Willy, at all times a carefully attired person, was to-day absolutely resplendent in his red coat and buckskins, and as we rode slowly down the avenue, I was impelled to tell him how smart both he and the mare looked. He beamed upon me with a simple satisfaction.
“Do you think so? Well, now, do you know what I was thinking? That no matter how good-looking a girl is, she always looks fifty per cent. better on a horse.”
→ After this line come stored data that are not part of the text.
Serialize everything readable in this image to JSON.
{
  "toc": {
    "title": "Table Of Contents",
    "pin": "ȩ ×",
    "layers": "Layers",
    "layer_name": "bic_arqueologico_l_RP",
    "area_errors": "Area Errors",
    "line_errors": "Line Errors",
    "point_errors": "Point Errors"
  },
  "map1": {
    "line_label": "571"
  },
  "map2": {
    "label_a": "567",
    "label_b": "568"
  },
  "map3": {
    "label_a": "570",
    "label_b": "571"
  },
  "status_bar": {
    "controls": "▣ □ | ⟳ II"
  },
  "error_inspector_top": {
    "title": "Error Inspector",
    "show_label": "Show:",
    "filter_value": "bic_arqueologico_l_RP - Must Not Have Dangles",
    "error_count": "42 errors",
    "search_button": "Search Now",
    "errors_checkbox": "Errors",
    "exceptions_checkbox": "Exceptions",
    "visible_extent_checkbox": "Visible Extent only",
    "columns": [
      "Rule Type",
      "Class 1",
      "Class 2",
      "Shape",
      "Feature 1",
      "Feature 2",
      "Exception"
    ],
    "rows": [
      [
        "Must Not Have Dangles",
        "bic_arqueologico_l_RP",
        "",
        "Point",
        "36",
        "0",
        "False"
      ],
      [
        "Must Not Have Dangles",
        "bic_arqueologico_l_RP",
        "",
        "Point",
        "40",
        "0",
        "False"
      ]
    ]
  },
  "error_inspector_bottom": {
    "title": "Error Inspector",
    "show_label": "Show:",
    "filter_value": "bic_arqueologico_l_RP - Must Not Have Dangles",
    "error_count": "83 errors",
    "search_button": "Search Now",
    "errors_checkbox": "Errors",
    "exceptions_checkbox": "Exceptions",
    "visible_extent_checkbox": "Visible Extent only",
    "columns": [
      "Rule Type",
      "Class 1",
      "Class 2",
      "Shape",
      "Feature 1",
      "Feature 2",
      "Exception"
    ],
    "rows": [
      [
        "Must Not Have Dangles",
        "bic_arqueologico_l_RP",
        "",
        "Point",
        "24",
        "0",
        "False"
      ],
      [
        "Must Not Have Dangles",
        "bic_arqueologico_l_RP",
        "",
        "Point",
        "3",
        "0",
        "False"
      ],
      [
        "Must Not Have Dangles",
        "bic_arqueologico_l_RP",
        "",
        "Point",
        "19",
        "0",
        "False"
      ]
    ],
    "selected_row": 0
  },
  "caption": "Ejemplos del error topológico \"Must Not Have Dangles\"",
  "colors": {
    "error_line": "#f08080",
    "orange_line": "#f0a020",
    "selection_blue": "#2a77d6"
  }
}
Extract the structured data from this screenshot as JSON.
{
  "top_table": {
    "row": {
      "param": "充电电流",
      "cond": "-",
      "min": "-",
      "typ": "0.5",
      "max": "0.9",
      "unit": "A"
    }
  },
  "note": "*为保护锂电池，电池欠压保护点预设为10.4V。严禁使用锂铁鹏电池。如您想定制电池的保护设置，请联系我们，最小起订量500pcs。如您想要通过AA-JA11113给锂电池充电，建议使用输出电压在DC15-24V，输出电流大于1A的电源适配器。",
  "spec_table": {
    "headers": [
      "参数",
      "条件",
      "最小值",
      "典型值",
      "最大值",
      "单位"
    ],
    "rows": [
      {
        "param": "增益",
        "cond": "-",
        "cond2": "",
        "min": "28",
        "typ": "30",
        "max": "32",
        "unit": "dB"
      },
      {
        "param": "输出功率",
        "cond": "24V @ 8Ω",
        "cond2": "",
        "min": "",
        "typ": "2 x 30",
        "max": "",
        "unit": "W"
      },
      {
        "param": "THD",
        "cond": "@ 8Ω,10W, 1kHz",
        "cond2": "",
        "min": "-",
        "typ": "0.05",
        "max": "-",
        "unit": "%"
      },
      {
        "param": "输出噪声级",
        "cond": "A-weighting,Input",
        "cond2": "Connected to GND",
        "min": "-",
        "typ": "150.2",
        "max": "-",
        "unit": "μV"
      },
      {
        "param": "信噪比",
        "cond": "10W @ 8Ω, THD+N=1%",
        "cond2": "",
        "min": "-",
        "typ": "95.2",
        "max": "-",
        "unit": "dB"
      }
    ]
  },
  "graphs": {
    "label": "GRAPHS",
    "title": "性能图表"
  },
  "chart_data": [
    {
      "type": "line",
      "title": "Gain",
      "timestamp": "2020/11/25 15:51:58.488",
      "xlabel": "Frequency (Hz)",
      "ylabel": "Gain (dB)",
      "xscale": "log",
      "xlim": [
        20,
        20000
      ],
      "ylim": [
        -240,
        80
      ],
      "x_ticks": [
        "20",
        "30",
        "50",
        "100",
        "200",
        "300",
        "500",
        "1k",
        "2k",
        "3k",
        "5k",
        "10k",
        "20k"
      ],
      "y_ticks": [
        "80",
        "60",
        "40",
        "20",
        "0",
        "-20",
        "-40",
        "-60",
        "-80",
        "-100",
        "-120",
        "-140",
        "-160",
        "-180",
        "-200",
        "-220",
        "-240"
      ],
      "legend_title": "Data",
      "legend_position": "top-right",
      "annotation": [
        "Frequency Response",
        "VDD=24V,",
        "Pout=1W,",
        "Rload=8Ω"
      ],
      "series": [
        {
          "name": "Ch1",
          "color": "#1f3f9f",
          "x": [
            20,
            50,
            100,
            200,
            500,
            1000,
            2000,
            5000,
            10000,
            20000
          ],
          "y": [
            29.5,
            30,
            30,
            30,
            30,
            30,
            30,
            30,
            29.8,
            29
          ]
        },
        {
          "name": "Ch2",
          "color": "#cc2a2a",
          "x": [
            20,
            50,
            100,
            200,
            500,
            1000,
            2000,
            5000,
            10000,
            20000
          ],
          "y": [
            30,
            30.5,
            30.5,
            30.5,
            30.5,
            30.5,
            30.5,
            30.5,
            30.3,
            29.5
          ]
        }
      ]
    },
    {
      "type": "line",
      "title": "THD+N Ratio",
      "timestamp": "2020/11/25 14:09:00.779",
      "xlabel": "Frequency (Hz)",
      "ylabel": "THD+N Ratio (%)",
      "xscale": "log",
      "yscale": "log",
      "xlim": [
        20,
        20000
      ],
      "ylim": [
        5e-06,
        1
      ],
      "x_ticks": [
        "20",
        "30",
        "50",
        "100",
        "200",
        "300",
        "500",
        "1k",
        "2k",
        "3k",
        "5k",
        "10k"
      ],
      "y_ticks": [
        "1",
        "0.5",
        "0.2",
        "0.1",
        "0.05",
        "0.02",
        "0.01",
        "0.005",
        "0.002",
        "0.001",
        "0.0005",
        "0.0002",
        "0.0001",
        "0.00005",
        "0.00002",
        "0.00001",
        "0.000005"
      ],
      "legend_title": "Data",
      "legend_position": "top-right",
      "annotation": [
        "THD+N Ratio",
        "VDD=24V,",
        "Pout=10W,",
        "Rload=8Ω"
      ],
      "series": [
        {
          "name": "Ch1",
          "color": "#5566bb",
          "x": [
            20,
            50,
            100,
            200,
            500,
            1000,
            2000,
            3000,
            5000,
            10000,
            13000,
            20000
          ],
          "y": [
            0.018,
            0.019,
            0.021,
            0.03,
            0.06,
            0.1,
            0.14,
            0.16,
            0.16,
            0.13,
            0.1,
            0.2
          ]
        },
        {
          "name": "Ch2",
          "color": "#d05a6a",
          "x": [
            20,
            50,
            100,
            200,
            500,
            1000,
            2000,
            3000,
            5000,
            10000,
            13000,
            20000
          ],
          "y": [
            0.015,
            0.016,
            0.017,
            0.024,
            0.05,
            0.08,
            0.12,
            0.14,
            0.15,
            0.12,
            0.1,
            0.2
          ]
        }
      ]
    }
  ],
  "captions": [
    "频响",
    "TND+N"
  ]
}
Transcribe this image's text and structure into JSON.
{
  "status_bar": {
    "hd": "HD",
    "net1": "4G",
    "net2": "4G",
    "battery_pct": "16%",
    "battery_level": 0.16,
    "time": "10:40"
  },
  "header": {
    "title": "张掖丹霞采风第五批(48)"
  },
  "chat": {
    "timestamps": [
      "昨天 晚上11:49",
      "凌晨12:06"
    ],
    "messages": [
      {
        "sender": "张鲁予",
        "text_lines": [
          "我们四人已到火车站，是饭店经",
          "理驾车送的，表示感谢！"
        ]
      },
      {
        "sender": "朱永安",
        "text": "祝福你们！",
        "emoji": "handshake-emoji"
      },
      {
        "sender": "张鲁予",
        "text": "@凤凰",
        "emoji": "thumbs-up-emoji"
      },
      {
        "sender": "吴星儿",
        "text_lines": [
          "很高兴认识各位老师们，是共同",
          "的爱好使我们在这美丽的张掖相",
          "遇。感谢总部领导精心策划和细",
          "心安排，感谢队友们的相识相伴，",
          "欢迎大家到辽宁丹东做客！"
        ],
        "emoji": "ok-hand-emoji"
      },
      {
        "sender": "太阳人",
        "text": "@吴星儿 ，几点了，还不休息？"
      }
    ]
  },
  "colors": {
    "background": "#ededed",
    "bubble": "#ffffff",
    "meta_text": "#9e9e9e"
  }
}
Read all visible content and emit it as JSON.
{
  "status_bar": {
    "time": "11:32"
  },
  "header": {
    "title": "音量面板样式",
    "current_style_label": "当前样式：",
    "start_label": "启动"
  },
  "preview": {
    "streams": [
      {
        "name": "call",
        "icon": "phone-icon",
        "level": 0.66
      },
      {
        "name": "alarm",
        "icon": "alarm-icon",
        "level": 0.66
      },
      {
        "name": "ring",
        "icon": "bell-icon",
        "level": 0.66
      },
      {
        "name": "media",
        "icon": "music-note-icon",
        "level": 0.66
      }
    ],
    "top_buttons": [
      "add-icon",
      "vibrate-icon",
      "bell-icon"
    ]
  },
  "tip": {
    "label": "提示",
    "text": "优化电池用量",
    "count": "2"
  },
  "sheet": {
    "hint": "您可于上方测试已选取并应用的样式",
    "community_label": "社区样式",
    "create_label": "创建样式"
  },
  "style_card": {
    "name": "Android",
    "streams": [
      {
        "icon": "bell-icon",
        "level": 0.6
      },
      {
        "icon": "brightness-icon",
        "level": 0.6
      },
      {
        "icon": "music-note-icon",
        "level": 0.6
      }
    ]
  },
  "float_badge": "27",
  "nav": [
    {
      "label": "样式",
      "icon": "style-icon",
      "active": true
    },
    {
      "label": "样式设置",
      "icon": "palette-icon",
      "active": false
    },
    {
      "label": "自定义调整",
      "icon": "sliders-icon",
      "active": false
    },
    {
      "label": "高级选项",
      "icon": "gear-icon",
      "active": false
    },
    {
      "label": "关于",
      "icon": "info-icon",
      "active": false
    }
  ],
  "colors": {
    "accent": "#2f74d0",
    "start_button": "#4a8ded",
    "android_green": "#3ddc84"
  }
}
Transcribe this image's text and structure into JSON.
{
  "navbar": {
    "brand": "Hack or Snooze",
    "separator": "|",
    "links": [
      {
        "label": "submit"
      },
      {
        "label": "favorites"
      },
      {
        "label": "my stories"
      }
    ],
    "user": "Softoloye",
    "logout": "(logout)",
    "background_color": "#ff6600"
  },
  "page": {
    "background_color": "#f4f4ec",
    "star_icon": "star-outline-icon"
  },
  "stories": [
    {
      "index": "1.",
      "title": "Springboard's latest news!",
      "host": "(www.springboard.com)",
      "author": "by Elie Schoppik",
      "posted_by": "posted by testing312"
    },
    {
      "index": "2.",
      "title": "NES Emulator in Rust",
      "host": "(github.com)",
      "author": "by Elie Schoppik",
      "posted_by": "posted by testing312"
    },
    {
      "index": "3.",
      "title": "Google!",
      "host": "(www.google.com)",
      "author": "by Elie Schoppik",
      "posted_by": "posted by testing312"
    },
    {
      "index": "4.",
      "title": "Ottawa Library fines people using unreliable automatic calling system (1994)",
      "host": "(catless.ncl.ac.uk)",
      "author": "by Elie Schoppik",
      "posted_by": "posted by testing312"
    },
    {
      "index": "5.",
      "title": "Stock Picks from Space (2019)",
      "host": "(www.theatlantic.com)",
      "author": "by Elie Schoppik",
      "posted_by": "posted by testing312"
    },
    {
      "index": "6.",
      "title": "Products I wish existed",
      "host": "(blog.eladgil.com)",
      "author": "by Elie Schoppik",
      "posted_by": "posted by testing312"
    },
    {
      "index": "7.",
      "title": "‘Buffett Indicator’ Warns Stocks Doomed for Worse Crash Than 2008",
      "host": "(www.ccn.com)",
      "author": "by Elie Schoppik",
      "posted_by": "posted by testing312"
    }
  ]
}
“That is a most ingenious way of praising your own horse,” I said.
“Ah now, you know what I mean quite well,” rejoined Willy, with a look which was intended to be sentimental, but, by reason of his irrepressibly good spirits, rather fell away into a grin.
The meet was to be at the Clashmore cross-roads, and we passed many people on their way there. White-flannel-coated country boys and young men—“going for the best places to head the fox,” as Willy observed with bitterness, and little chattering swarms of national-school children. Every now and then a young farmer or two came clattering along, on rough, short-necked horses, whose heavy tails swung from side to side as they trotted at full speed past us, and an occasional red coat gave a reality to the fact that I was going out fox-hunting. The cross-roads were now in sight, and I saw a number of riders and people who had driven to see the meet, waiting for the hounds to come up.
“Why, I declare, here are the two Miss Burkes coming along in that old shandrydan of theirs with the bedridden grey pony!” said Willy, looking back. “Hold on, Theo. I must introduce you to them; they’re great specimens.”
We allowed the pony-carriage to overtake us, and Willy, pulling off his hat with as fine a flourish as his gold hatguard would allow, asked leave to introduce me.
“With the greatest of pleasure, Willy. Indeed, we’d no idea till yesterday, when we met Doctor Kelly in town, that Miss Sorsefield had arrived.” This from the elder Miss Burke, a large, gaunt lady with a good-humoured red face and an enormous Roman nose, and a curiously deep voice, whose varying inflections ran up and down the vocal scale in booming cadences.
“You ought to be riding the pony, Miss Burke. She looks in great form.”
“Oh, now, Willy! you’re always joking me about poor old Zoé. You’re very naughty about him. Isn’t he, Bessy?”